Les habitants de Gros-Morne ont été traumatisés par cette escalade de violence, qui s’inscrit dans un contexte de tensions croissantes entre gangs rivaux dans la région. L’attaque a non seulement semé la terreur parmi la population, mais aussi suscité des inquiétudes quant à l’instabilité sécuritaire dans cette zone.
Wedner Gédéon, figure locale influente, est propriétaire de Radio Union, une station de radio populaire dans l’Artibonite. Son enlèvement a provoqué un émoi particulier, car il est non seulement un entrepreneur prospère, mais aussi un personnage public engagé dans la vie communautaire. Les motivations exactes derrière cet enlèvement restent encore floues, mais il est soupçonné qu’il s’agisse d’un acte de représailles ou d’une demande de rançon.
Les autorités locales ont condamné cet acte de violence et ont promis d’enquêter pour identifier les responsables et les traduire en justice.

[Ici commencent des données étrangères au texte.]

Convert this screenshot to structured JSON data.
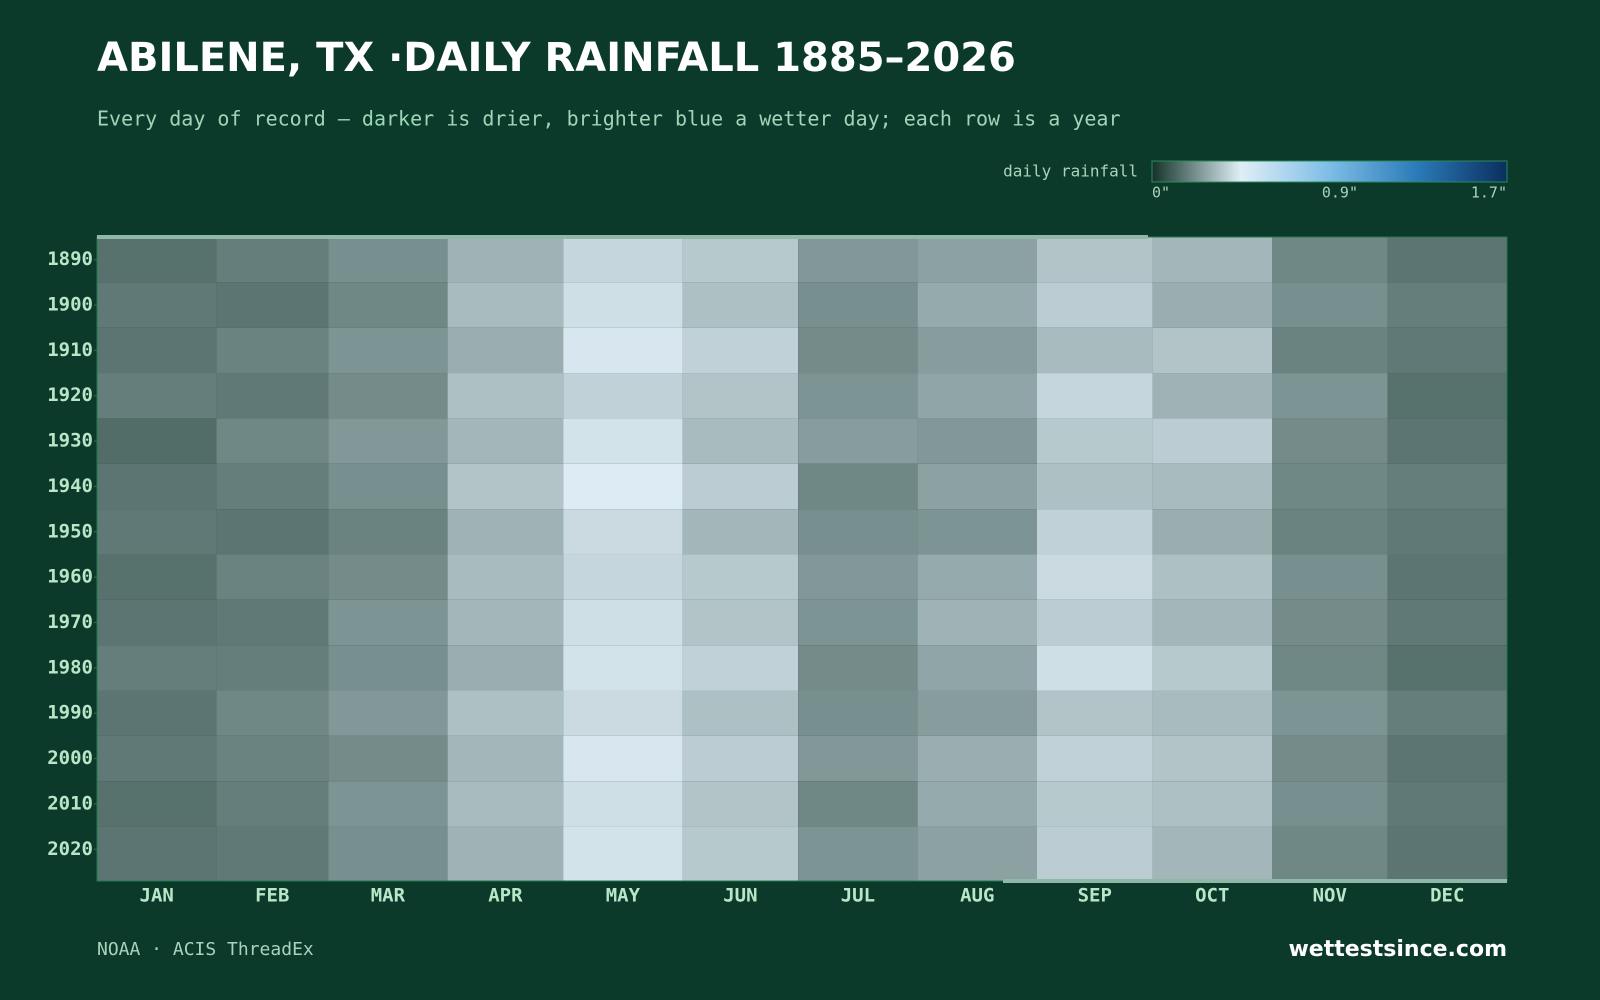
{
  "chart_data": {
    "type": "heatmap",
    "title": "ABILENE, TX ·DAILY RAINFALL 1885–2026",
    "subtitle": "Every day of record — darker is drier, brighter blue a wetter day; each row is a year",
    "legend_title": "daily rainfall",
    "clim": [
      0,
      1.7
    ],
    "cticks": [
      {
        "value": 0,
        "label": "0\""
      },
      {
        "value": 0.9,
        "label": "0.9\""
      },
      {
        "value": 1.7,
        "label": "1.7\""
      }
    ],
    "colormap": [
      "#14332a",
      "#dfeef6",
      "#7dbde6",
      "#2a7ab8",
      "#0b2e5e"
    ],
    "xlim": [
      0,
      366
    ],
    "xticks": [
      {
        "value": 15.5,
        "label": "JAN"
      },
      {
        "value": 45.5,
        "label": "FEB"
      },
      {
        "value": 75.5,
        "label": "MAR"
      },
      {
        "value": 106,
        "label": "APR"
      },
      {
        "value": 136.5,
        "label": "MAY"
      },
      {
        "value": 167,
        "label": "JUN"
      },
      {
        "value": 197.5,
        "label": "JUL"
      },
      {
        "value": 228.5,
        "label": "AUG"
      },
      {
        "value": 259,
        "label": "SEP"
      },
      {
        "value": 289.5,
        "label": "OCT"
      },
      {
        "value": 320,
        "label": "NOV"
      },
      {
        "value": 350.5,
        "label": "DEC"
      }
    ],
    "ylim": [
      1885,
      2027
    ],
    "yticks": [
      1890,
      1900,
      1910,
      1920,
      1930,
      1940,
      1950,
      1960,
      1970,
      1980,
      1990,
      2000,
      2010,
      2020
    ],
    "col_edges": [
      0,
      31,
      60,
      91,
      121,
      152,
      182,
      213,
      244,
      274,
      305,
      335,
      366
    ],
    "row_edges": [
      1885,
      1895,
      1905,
      1915,
      1925,
      1935,
      1945,
      1955,
      1965,
      1975,
      1985,
      1995,
      2005,
      2015,
      2027
    ],
    "values": [
      [
        0.14,
        0.17,
        0.21,
        0.29,
        0.37,
        0.34,
        0.23,
        0.25,
        0.33,
        0.3,
        0.19,
        0.15
      ],
      [
        0.16,
        0.15,
        0.19,
        0.31,
        0.39,
        0.32,
        0.21,
        0.27,
        0.35,
        0.28,
        0.21,
        0.17
      ],
      [
        0.15,
        0.18,
        0.22,
        0.28,
        0.41,
        0.36,
        0.2,
        0.24,
        0.31,
        0.33,
        0.18,
        0.16
      ],
      [
        0.17,
        0.16,
        0.2,
        0.32,
        0.36,
        0.33,
        0.22,
        0.26,
        0.37,
        0.29,
        0.22,
        0.14
      ],
      [
        0.13,
        0.19,
        0.23,
        0.3,
        0.4,
        0.31,
        0.24,
        0.23,
        0.34,
        0.35,
        0.2,
        0.15
      ],
      [
        0.15,
        0.17,
        0.21,
        0.33,
        0.42,
        0.35,
        0.19,
        0.25,
        0.32,
        0.31,
        0.19,
        0.17
      ],
      [
        0.16,
        0.15,
        0.18,
        0.29,
        0.38,
        0.3,
        0.21,
        0.22,
        0.36,
        0.28,
        0.18,
        0.16
      ],
      [
        0.14,
        0.18,
        0.2,
        0.31,
        0.37,
        0.34,
        0.23,
        0.27,
        0.38,
        0.32,
        0.21,
        0.15
      ],
      [
        0.15,
        0.16,
        0.22,
        0.3,
        0.39,
        0.33,
        0.22,
        0.29,
        0.35,
        0.3,
        0.2,
        0.16
      ],
      [
        0.17,
        0.17,
        0.21,
        0.28,
        0.4,
        0.36,
        0.2,
        0.26,
        0.39,
        0.34,
        0.19,
        0.14
      ],
      [
        0.15,
        0.19,
        0.23,
        0.32,
        0.38,
        0.32,
        0.21,
        0.24,
        0.33,
        0.31,
        0.22,
        0.17
      ],
      [
        0.16,
        0.18,
        0.2,
        0.3,
        0.41,
        0.35,
        0.23,
        0.28,
        0.36,
        0.33,
        0.2,
        0.15
      ],
      [
        0.14,
        0.17,
        0.22,
        0.31,
        0.39,
        0.33,
        0.19,
        0.27,
        0.34,
        0.32,
        0.21,
        0.16
      ],
      [
        0.15,
        0.16,
        0.21,
        0.29,
        0.4,
        0.34,
        0.22,
        0.25,
        0.35,
        0.3,
        0.19,
        0.15
      ]
    ],
    "source": "NOAA · ACIS ThreadEx",
    "brand": "wettestsince.com"
  }
}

Cependant, la population reste sceptique quant à l’efficacité des mesures prises, compte tenu de la persistance des problèmes de sécurité dans la région.
Cette tragédie met en lumière les défis sécuritaires croissants en Haïti, particulièrement dans les zones rurales où l’influence des gangs est prépondérante. Les habitants de l’Artibonite, déjà confrontés à des difficultés économiques et sociales, subissent maintenant le poids de cette violence qui menace leur sécurité et leur stabilité.
Les réactions à cette attaque ont été immédiates et variées. Les résidents ont exprimé leur colère et leur désespoir sur les réseaux sociaux, appelant à une action urgente pour mettre fin à ces cycles de violence. Les organisations non gouvernementales et les groupes communautaires ont également condamné cet acte et demandé des mesures plus fermes pour protéger les civils.
En attendant, l’enquête se poursuit, et les autorités travaillent à reconstituer les événements pour identifier les responsables et les mettre hors d’état de nuire. La population reste en état d’alerte, espérant que justice sera rendue et que la paix sera rétablie dans leur communauté.